Les institutionnels prêts à se tourner massivement vers le Bitcoin ?
Malgré la baisse de son aura sur les crypto-marchés, l’intérêt des investisseurs institutionnels pour le Bitcoin connaît une embellie par rapport aux niveaux observés en juin et juillet.
Microstrategy a effectué un nouvel achat de BTCs le 24 août dernier, pour 177 millions de dollars. L’entreprise détient approximativement 108 992 BTCs, achetés à un prix total de 2,918 milliards de dollars – soit 0,58% de l’offre en circulation (environ 18,8 millions de BTCs).
Même Citigroup, l’une des plus grandes institutions financières au monde, envisage de spéculer sur les contrats à terme sur le bitcoin proposés par le Chicago Mercantile Exchange, la principale bourse de produits dérivés financiers du globe.
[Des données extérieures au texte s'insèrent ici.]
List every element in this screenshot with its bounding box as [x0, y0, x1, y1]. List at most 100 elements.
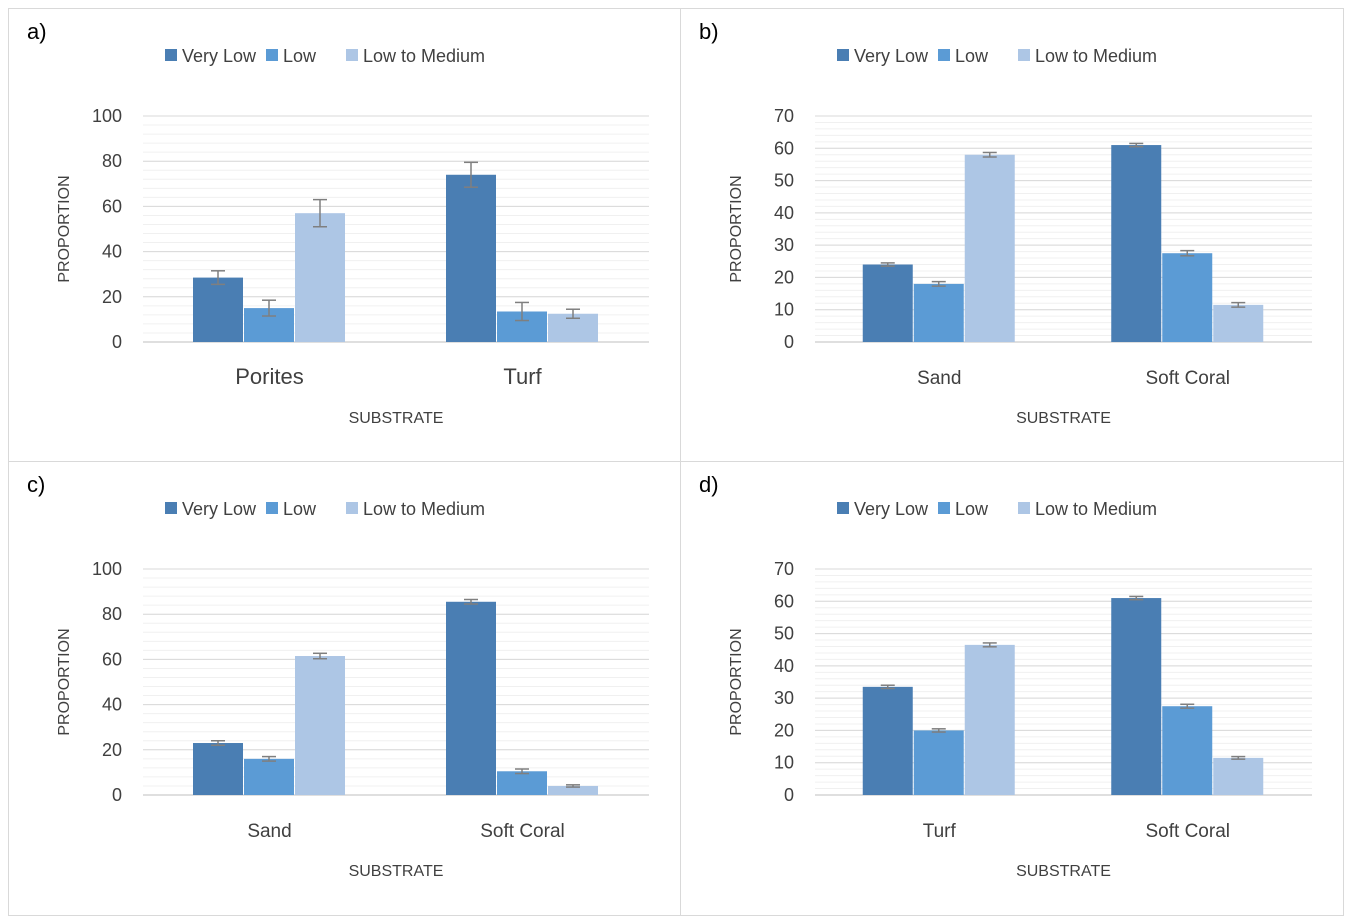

Selon des révélations récentes, la banque attend l’approbation des autorités pour commencer à s’appuyer sur ce véhicule d’investissement.
Pour Johnny Lyu, c’est la croissance des crypto-marchés dans leur ensemble qui permettra de renforcer l’intérêt des institutions pour ce secteur :
« Le rétablissement progressif de l’intérêt des institutions pour les cryptomonnaies est déjà évident.
Les nouvelles positives au sujet des investissements de SpaceX dans le Bitcoin, des mises à jour du réseau Ethereum en août et de celui de Cardano en septembre – tout cela vient neutraliser le marché baissier de mai et juin, et renforcer la confiance des investisseurs dans une éventuelle poursuite de la hausse ».
Pour Jake Wujastyk, le Bitcoin ne pourra flamber que s’il parvient à attirer de grandes quantités de capitaux – ce qui rend l’incursion des institutions décisive. L’appétence d’une partie de ces agents économiques pour les actifs numériques pourrait profiter à la fois au Bitcoin et aux « altcoins », dans ce qui constitue un mois redouté pour les crypto-marchés.